Harbour Energy has announced that it will cut 350 onshore jobs in the UK, blaming windfall tax

Harbour Energy, a leading oil and gas company, has announced that it will be cutting 350 onshore jobs in the UK. The company cites the windfall tax as the reason behind the decision. The windfall tax is a levy imposed on companies that benefit from unexpectedly high profits.

Harbour Energy stated that the decision to cut jobs was not taken lightly and that it was necessary to ensure the long-term sustainability of the company. The company also said that it will be providing support to the affected employees and will be working closely with them to help them find new employment opportunities.

The largest oil producer in the North Sea recorded pre-tax profits of $2.5 billion (£2.1 billion) in 2022, which is over 700% higher than the previous year, due to an increase in oil and gas prices and production. However, after factoring in the impact of higher tax rates in the UK, the company’s post-tax profits were reported to be only $8 million. In light of this, CEO Linda Cook has expressed the company’s intention to expand its business beyond Britain

This news comes as a blow to the UK’s struggling oil and gas industry, which has been hit hard by the Covid-19 pandemic and a slump in global oil prices. The industry has been calling on the government to provide more support to help it weather the current crisis.

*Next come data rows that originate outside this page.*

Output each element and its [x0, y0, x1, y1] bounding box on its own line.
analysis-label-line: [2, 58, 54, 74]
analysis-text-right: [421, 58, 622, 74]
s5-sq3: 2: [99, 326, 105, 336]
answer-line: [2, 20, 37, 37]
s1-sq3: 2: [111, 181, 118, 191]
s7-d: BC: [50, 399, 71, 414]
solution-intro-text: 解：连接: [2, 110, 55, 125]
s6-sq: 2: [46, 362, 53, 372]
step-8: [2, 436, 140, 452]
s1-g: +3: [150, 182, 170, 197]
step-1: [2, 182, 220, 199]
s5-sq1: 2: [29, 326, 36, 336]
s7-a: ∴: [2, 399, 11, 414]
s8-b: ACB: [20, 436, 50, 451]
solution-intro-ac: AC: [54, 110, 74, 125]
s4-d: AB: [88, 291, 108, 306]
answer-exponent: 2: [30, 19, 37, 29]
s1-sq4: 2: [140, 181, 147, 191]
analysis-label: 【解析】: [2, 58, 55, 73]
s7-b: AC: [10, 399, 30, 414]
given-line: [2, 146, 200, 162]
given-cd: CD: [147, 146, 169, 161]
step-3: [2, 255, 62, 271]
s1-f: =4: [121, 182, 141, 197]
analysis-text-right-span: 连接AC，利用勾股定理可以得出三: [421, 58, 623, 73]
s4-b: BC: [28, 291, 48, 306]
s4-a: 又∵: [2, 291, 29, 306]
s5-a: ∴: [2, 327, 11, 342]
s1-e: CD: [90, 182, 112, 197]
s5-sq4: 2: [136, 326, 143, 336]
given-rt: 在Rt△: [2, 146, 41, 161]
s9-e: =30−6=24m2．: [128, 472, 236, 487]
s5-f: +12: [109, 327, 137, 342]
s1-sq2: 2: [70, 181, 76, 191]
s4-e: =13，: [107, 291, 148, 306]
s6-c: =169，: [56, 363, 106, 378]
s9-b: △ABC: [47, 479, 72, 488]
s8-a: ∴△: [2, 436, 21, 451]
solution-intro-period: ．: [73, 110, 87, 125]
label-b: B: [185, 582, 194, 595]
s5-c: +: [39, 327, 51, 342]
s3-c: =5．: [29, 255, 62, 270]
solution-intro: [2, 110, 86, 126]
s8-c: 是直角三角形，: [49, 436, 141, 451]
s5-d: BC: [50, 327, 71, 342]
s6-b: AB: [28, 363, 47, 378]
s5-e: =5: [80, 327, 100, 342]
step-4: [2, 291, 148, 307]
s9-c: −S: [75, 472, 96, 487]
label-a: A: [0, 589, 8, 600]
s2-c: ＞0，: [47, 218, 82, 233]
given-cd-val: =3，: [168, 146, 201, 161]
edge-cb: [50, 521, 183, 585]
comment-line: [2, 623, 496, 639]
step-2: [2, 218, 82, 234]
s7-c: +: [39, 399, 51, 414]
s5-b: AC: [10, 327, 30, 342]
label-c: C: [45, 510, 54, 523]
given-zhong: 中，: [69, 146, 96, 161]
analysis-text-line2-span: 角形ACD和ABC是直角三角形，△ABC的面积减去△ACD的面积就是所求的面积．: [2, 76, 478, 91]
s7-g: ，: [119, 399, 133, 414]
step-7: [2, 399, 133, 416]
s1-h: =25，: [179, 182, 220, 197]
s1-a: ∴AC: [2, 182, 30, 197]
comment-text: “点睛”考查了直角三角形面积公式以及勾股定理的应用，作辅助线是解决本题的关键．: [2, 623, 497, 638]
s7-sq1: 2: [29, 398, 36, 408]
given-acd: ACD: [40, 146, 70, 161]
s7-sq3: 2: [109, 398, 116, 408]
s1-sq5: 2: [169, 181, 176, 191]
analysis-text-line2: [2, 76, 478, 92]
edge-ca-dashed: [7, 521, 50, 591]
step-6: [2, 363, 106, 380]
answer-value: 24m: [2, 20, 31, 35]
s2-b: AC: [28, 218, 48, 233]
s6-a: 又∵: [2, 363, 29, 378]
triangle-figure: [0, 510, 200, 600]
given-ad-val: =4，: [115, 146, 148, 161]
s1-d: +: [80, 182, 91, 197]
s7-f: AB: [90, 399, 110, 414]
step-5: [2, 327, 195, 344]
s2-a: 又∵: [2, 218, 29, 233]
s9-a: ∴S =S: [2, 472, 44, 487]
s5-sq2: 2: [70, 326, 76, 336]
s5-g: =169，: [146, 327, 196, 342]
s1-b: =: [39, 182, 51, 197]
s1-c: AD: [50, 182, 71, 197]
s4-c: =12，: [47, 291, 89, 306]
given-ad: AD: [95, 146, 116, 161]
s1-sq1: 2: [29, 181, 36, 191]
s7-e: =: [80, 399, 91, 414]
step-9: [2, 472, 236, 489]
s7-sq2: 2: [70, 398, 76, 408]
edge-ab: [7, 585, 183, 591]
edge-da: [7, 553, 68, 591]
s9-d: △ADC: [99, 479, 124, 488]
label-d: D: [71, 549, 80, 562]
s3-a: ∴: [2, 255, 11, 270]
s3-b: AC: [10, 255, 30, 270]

Harbour Energy’s decision to cut jobs is likely to further exacerbate the situation, and many are calling for the government to take action to prevent further job losses in the industry. The government has already announced a series of measures to support the sector, including tax breaks and funding for research and development.

Despite these measures, however, the future of the UK’s oil and gas industry remains uncertain, and many are questioning whether the industry can survive in the long term in the face of increasing pressure to move towards renewable energy sources.

In March, the company reported a sharp decline in its bottom line profits, which dropped to a mere $8 million (£6.6 million) in the previous year. This was attributed to the introduction of the Energy Profits Levy (EPL), despite the surge in oil and gas prices triggered by Russia’s full-scale invasion of Ukraine.